Time Warner: Despite Ratings Drop, Viewership Holds
Time Warner CFO John Martin said Monday that despite ratings erosion with the broadcast networks, the company has no “serious concern” about a trend of declining TV consumption and a resulting impact on the ad market.
“Advertisers are continuing to seek high-production-quality video,” he said at an investor event. “And if you look at the two real areas in media where advertising is growing, it’s in television and the Internet. A lot of the growth in the Internet is due to better and more high-profile video moving online.”
He added that viewership should also remain robust as more multiplatform viewing options emerge.

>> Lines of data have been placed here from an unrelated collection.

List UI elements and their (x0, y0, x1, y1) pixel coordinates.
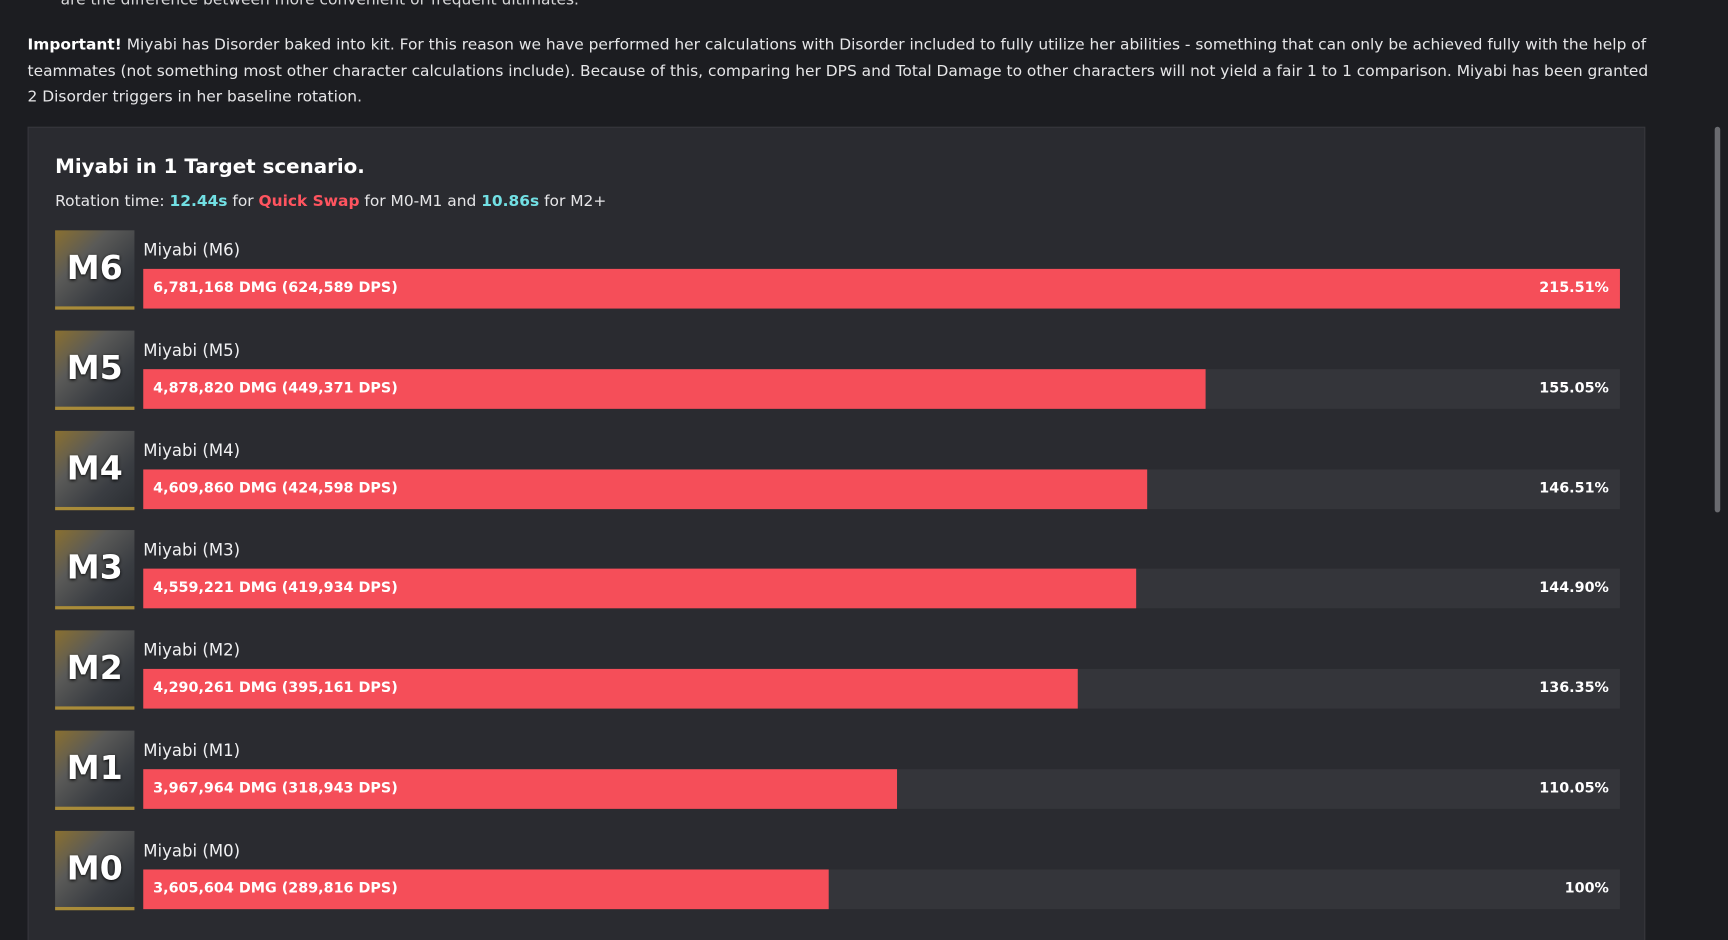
subtitle-part: Quick Swap (258, 192, 360, 211)
bar (143, 669, 1078, 709)
value-label: 136.35% (1539, 680, 1609, 697)
value-label: 155.05% (1539, 379, 1609, 397)
bar-row: M5 Miyabi (M5) 4,878,820 DMG (449,371 DPS)… (55, 330, 1620, 418)
damage-label: 3,605,604 DMG (289,816 DPS) (153, 880, 398, 897)
bar-row: M3 Miyabi (M3) 4,559,221 DMG (419,934 DPS)… (55, 530, 1620, 618)
bar-track: 3,967,964 DMG (318,943 DPS) 110.05% (143, 769, 1620, 809)
damage-label: 4,609,860 DMG (424,598 DPS) (153, 480, 398, 497)
damage-label: 4,290,261 DMG (395,161 DPS) (153, 680, 398, 697)
character-icon: M1 (55, 730, 135, 810)
notice-text: Miyabi has Disorder baked into kit. For … (27, 36, 1649, 106)
chart-subtitle: Rotation time: 12.44s for Quick Swap for… (55, 193, 606, 211)
character-icon: M6 (55, 230, 135, 310)
bar (143, 869, 829, 909)
notice: Important! Miyabi has Disorder baked int… (28, 33, 1653, 111)
bar-label: Miyabi (M3) (143, 540, 241, 561)
value-label: 144.90% (1539, 580, 1609, 597)
text-fragment: are the difference between more convenie… (60, 0, 579, 9)
value-label: 100% (1564, 880, 1609, 897)
character-icon: M5 (55, 330, 135, 410)
damage-label: 4,559,221 DMG (419,934 DPS) (153, 580, 398, 597)
subtitle-part: 12.44s (169, 192, 228, 211)
bar (143, 368, 1206, 409)
bar (143, 469, 1148, 509)
subtitle-part: 10.86s (481, 192, 540, 211)
bar (143, 769, 898, 809)
bar-track: 4,609,860 DMG (424,598 DPS) 146.51% (143, 469, 1620, 509)
notice-label: Important! (27, 36, 122, 54)
bar-label: Miyabi (M2) (143, 640, 241, 661)
bar (143, 569, 1137, 609)
character-icon: M3 (55, 530, 135, 610)
subtitle-part: Rotation time: (55, 192, 165, 211)
bar-track: 3,605,604 DMG (289,816 DPS) 100% (143, 869, 1620, 909)
bar-row: M6 Miyabi (M6) 6,781,168 DMG (624,589 DPS)… (55, 230, 1620, 318)
subtitle-part: for (232, 192, 254, 211)
value-label: 215.51% (1539, 279, 1609, 297)
value-label: 146.51% (1539, 480, 1609, 497)
bar-track: 6,781,168 DMG (624,589 DPS) 215.51% (143, 268, 1620, 309)
damage-label: 6,781,168 DMG (624,589 DPS) (153, 279, 398, 297)
chart-title: Miyabi in 1 Target scenario. (55, 155, 365, 179)
bar-row: M2 Miyabi (M2) 4,290,261 DMG (395,161 DPS)… (55, 630, 1620, 719)
subtitle-part: for M0-M1 and (364, 192, 477, 211)
bar-label: Miyabi (M5) (143, 340, 241, 361)
bar (143, 268, 1620, 309)
bar-label: Miyabi (M0) (143, 840, 241, 861)
bar-row: M4 Miyabi (M4) 4,609,860 DMG (424,598 DPS)… (55, 430, 1620, 518)
character-icon: M2 (55, 630, 135, 710)
character-icon: M4 (55, 430, 135, 510)
damage-label: 4,878,820 DMG (449,371 DPS) (153, 379, 398, 397)
bar-label: Miyabi (M1) (143, 740, 241, 761)
bar-track: 4,559,221 DMG (419,934 DPS) 144.90% (143, 569, 1620, 609)
scrollbar[interactable] (1714, 126, 1721, 513)
bar-label: Miyabi (M4) (143, 440, 241, 461)
subtitle-part: for M2+ (544, 192, 607, 211)
bar-track: 4,290,261 DMG (395,161 DPS) 136.35% (143, 669, 1620, 709)
character-icon: M0 (55, 830, 135, 911)
bar-label: Miyabi (M6) (143, 240, 241, 261)
damage-label: 3,967,964 DMG (318,943 DPS) (153, 780, 398, 797)
value-label: 110.05% (1539, 780, 1609, 797)
bar-row: M1 Miyabi (M1) 3,967,964 DMG (318,943 DPS)… (55, 730, 1620, 819)
bar-track: 4,878,820 DMG (449,371 DPS) 155.05% (143, 368, 1620, 409)
bar-row: M0 Miyabi (M0) 3,605,604 DMG (289,816 DPS)… (55, 830, 1620, 919)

Time Warner owns 50% of the CW network, while its TV studio is a major supplier of shows to the leading broadcast networks.

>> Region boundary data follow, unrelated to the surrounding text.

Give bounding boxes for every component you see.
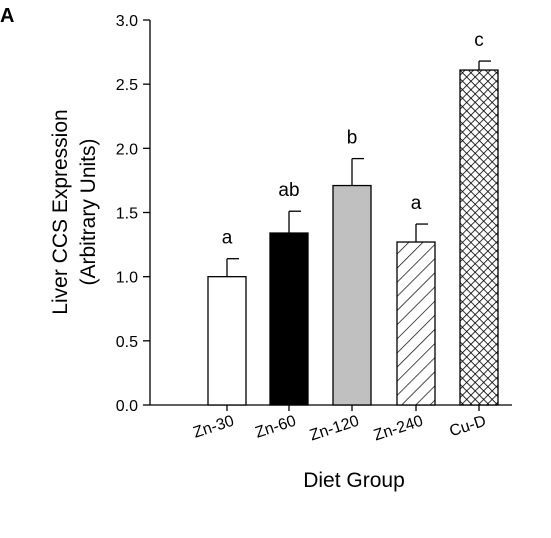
x-tick-label: Zn-120 (308, 413, 362, 445)
y-tick-label: 2.5 (116, 77, 138, 94)
x-tick-label: Zn-240 (372, 413, 426, 445)
x-tick-label: Zn-30 (191, 413, 236, 442)
significance-letter: a (411, 193, 422, 214)
y-axis-label-line2: (Arbitrary Units) (77, 138, 100, 285)
significance-letter: ab (278, 180, 299, 201)
significance-letter: a (222, 228, 233, 249)
y-ticks: 0.0 0.5 1.0 1.5 2.0 2.5 3.0 (116, 13, 150, 415)
y-tick-label: 2.0 (116, 141, 138, 158)
y-tick-label: 0.0 (116, 398, 138, 415)
panel-label: A (0, 5, 14, 27)
y-tick-label: 3.0 (116, 13, 138, 30)
bar-zn-240 (396, 241, 436, 406)
y-tick-label: 0.5 (116, 334, 138, 351)
significance-letter: c (474, 30, 484, 51)
significance-letter: b (347, 128, 358, 149)
x-tick-labels: Zn-30 Zn-60 Zn-120 Zn-240 Cu-D (191, 405, 488, 444)
bar-cu-d (459, 69, 499, 406)
x-tick-label: Cu-D (447, 413, 488, 441)
bar-zn-60 (269, 232, 309, 406)
y-tick-label: 1.5 (116, 206, 138, 223)
x-axis-label: Diet Group (303, 469, 405, 492)
bar-zn-30 (207, 276, 247, 406)
axes: 0.0 0.5 1.0 1.5 2.0 2.5 3.0 (116, 13, 512, 415)
bar-zn-120 (332, 184, 372, 406)
y-axis-label-line1: Liver CCS Expression (49, 109, 72, 314)
x-tick-label: Zn-60 (253, 413, 298, 442)
bars: a ab b a c (207, 30, 499, 406)
y-tick-label: 1.0 (116, 270, 138, 287)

Martin said the company doesn’t feel Netflix is contributing to ratings drops, citing statistics that in the fourth quarter, Netflix accounted for an estimated 3% of all viewing, up from 2% the year before even with notable subscriber growth. Time Warner has a new deal with Netflix, giving the streaming service rights to multiple TV series from Warner Bros.

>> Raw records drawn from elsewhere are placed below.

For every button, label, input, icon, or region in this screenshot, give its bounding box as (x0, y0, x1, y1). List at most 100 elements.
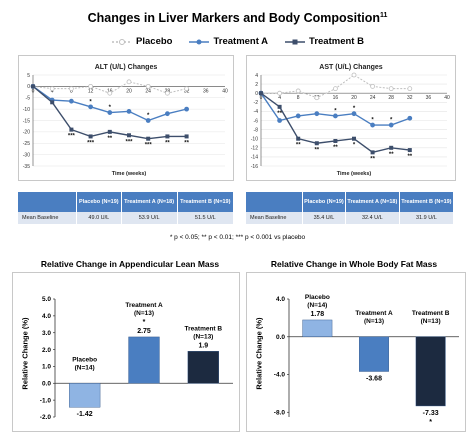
fat-mass-category-n-label-treatment-b-n-13: (N=13) (421, 318, 441, 325)
alt-point-treatment-a (126, 109, 132, 114)
alt-point-treatment-a (184, 106, 190, 112)
ast-x-tick-label: 28 (388, 95, 394, 101)
lean-mass-y-tick-label: 1.0 (42, 364, 51, 371)
lean-mass-value-label-placebo-n-14: -1.42 (77, 411, 93, 418)
alt-point-placebo (164, 90, 170, 96)
legend-swatch-placebo (112, 38, 133, 45)
alt-y-tick-label: 0 (27, 84, 30, 90)
alt-y-tick-label: -35 (23, 164, 30, 170)
alt-point-treatment-b (69, 127, 74, 132)
lean-mass-y-tick-label: 0.0 (42, 380, 51, 387)
ast-point-placebo (388, 86, 394, 92)
lean-mass-chart-title: Relative Change in Appendicular Lean Mas… (40, 259, 220, 269)
alt-chart-title: ALT (U/L) Changes (94, 64, 158, 71)
ast-chart-title: AST (U/L) Changes (319, 64, 383, 71)
ast-table-header-empty (246, 192, 303, 212)
ast-line-chart: 420-2-4-6-8-10-12-14-1604812162024283236… (251, 72, 450, 177)
lean-mass-bar-treatment-a-n-13 (128, 336, 160, 384)
ast-y-tick-label: -16 (251, 164, 258, 170)
ast-point-treatment-a (295, 113, 301, 119)
ast-point-placebo (314, 95, 320, 101)
ast-significance-marker-treatment-b: ** (314, 147, 319, 153)
fat-mass-value-label-placebo-n-14: 1.78 (311, 311, 325, 318)
ast-significance-marker-treatment-b: ** (407, 154, 412, 160)
fat-mass-category-label-treatment-b-n-13: Treatment B (412, 310, 450, 317)
alt-x-tick-label: 36 (203, 88, 209, 94)
alt-y-tick-label: -20 (23, 130, 30, 136)
ast-point-treatment-b (314, 141, 319, 146)
ast-y-tick-label: 0 (255, 91, 258, 97)
alt-y-tick-label: -15 (23, 118, 30, 124)
alt-x-tick-label: 32 (184, 88, 190, 94)
alt-table-header-row: Placebo (N=19) Treatment A (N=18) Treatm… (18, 192, 235, 212)
alt-baseline-table: Placebo (N=19) Treatment A (N=18) Treatm… (18, 192, 235, 224)
alt-point-treatment-b (107, 129, 112, 134)
ast-point-placebo (333, 86, 338, 92)
ast-x-tick-label: 24 (370, 95, 376, 101)
alt-table-row-label: Mean Baseline (18, 212, 77, 224)
fat-mass-category-n-label-placebo-n-14: (N=14) (307, 302, 327, 309)
fat-mass-bar-treatment-a-n-13 (359, 336, 389, 372)
ast-x-tick-label: 16 (333, 95, 339, 101)
fat-mass-chart-title: Relative Change in Whole Body Fat Mass (270, 259, 438, 269)
lean-mass-y-tick-label: 3.0 (42, 330, 51, 337)
page-title: Changes in Liver Markers and Body Compos… (87, 11, 388, 25)
ast-y-tick-label: -14 (251, 155, 258, 161)
ast-significance-marker-treatment-b: * (353, 143, 356, 149)
lean-mass-y-tick-label: 4.0 (42, 313, 51, 320)
lean-mass-value-label-treatment-b-n-13: 1.9 (198, 342, 208, 349)
ast-y-tick-label: -4 (254, 109, 259, 115)
fat-mass-y-tick-label: -4.0 (274, 372, 286, 379)
fat-mass-value-label-treatment-a-n-13: -3.68 (366, 375, 382, 382)
alt-point-treatment-a (107, 110, 113, 115)
alt-significance-marker-treatment-b: ** (184, 140, 189, 146)
fat-mass-significance-marker-treatment-b-n-13: * (429, 419, 432, 426)
ast-point-placebo (407, 86, 413, 92)
ast-y-tick-label: -12 (251, 146, 258, 152)
ast-table-header-treatment-a: Treatment A (N=18) (345, 192, 400, 212)
fat-mass-category-label-treatment-a-n-13: Treatment A (355, 310, 393, 317)
alt-point-treatment-b (184, 134, 189, 139)
alt-x-tick-label: 40 (222, 88, 228, 94)
alt-y-tick-label: -25 (23, 141, 30, 147)
lean-mass-value-label-treatment-a-n-13: 2.75 (137, 328, 151, 335)
ast-point-placebo (370, 83, 375, 89)
legend-label-treatment-b: Treatment B (309, 36, 364, 47)
alt-x-tick-label: 0 (32, 88, 35, 94)
ast-baseline-table: Placebo (N=19) Treatment A (N=18) Treatm… (246, 192, 455, 224)
chart-legend: Placebo Treatment A Treatment B (0, 36, 475, 47)
alt-table-cell-placebo: 49.0 U/L (76, 212, 122, 224)
ast-significance-marker-treatment-a: * (390, 118, 393, 124)
ast-significance-marker-treatment-b: ** (389, 152, 394, 158)
fat-mass-y-tick-label: 0.0 (276, 334, 285, 341)
lean-mass-category-n-label-placebo-n-14: (N=14) (75, 364, 95, 371)
alt-significance-marker-treatment-b: ** (107, 136, 112, 142)
ast-y-tick-label: 4 (255, 73, 258, 79)
lean-mass-category-label-treatment-a-n-13: Treatment A (125, 302, 163, 309)
fat-mass-bar-chart: 4.0 0.0 -4.0 -8.0 1.78 Placebo(N=14) -3.68 Trea… (274, 294, 459, 426)
alt-point-treatment-b (127, 133, 131, 138)
alt-point-placebo (69, 86, 74, 92)
lean-mass-y-tick-label: 5.0 (42, 296, 51, 303)
alt-point-placebo (184, 86, 190, 92)
lean-mass-category-label-treatment-b-n-13: Treatment B (185, 325, 223, 332)
ast-point-treatment-a (333, 113, 338, 119)
fat-mass-y-tick-label: -8.0 (274, 409, 286, 416)
ast-y-tick-label: -10 (251, 137, 258, 143)
alt-point-treatment-b (50, 100, 55, 105)
lean-mass-bar-treatment-b-n-13 (187, 351, 219, 384)
ast-point-treatment-b (352, 136, 356, 141)
lean-mass-bar-chart: 5.04.03.02.01.00.0-1.0-2.0 -1.42Placebo(N… (40, 296, 233, 421)
alt-table-header-placebo: Placebo (N=19) (76, 192, 122, 212)
lean-mass-category-label-placebo-n-14: Placebo (72, 356, 97, 363)
alt-point-treatment-b (165, 134, 170, 139)
alt-point-treatment-a (69, 98, 74, 104)
alt-x-tick-label: 8 (70, 88, 73, 94)
ast-x-tick-label: 0 (260, 95, 263, 101)
ast-x-tick-label: 20 (351, 95, 357, 101)
alt-point-treatment-a (164, 111, 170, 117)
ast-significance-marker-treatment-a: * (371, 118, 374, 124)
ast-significance-marker-treatment-b: ** (333, 145, 338, 151)
alt-x-tick-label: 12 (88, 88, 94, 94)
alt-chart-panel: ALT (U/L) Changes 5 0 -5 -10 -15 -20 -25 -30 -35… (18, 55, 234, 181)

As for growth opportunities, Martin said the company is pointing to affiliate-fee growth for its Turner and HBO networks, which account for 30% of overall revenues ($8.5 billion-plus a year). All affiliate deals will expire between the middle of 2013 and the end of 2016, and he said the company is aiming to “monetize” its investments in programming with “aggressive” negotiations.
As for the current ad market, Martin said it is “very steady” and “healthy,” notably with sports in high demand, including sales for March Madness already.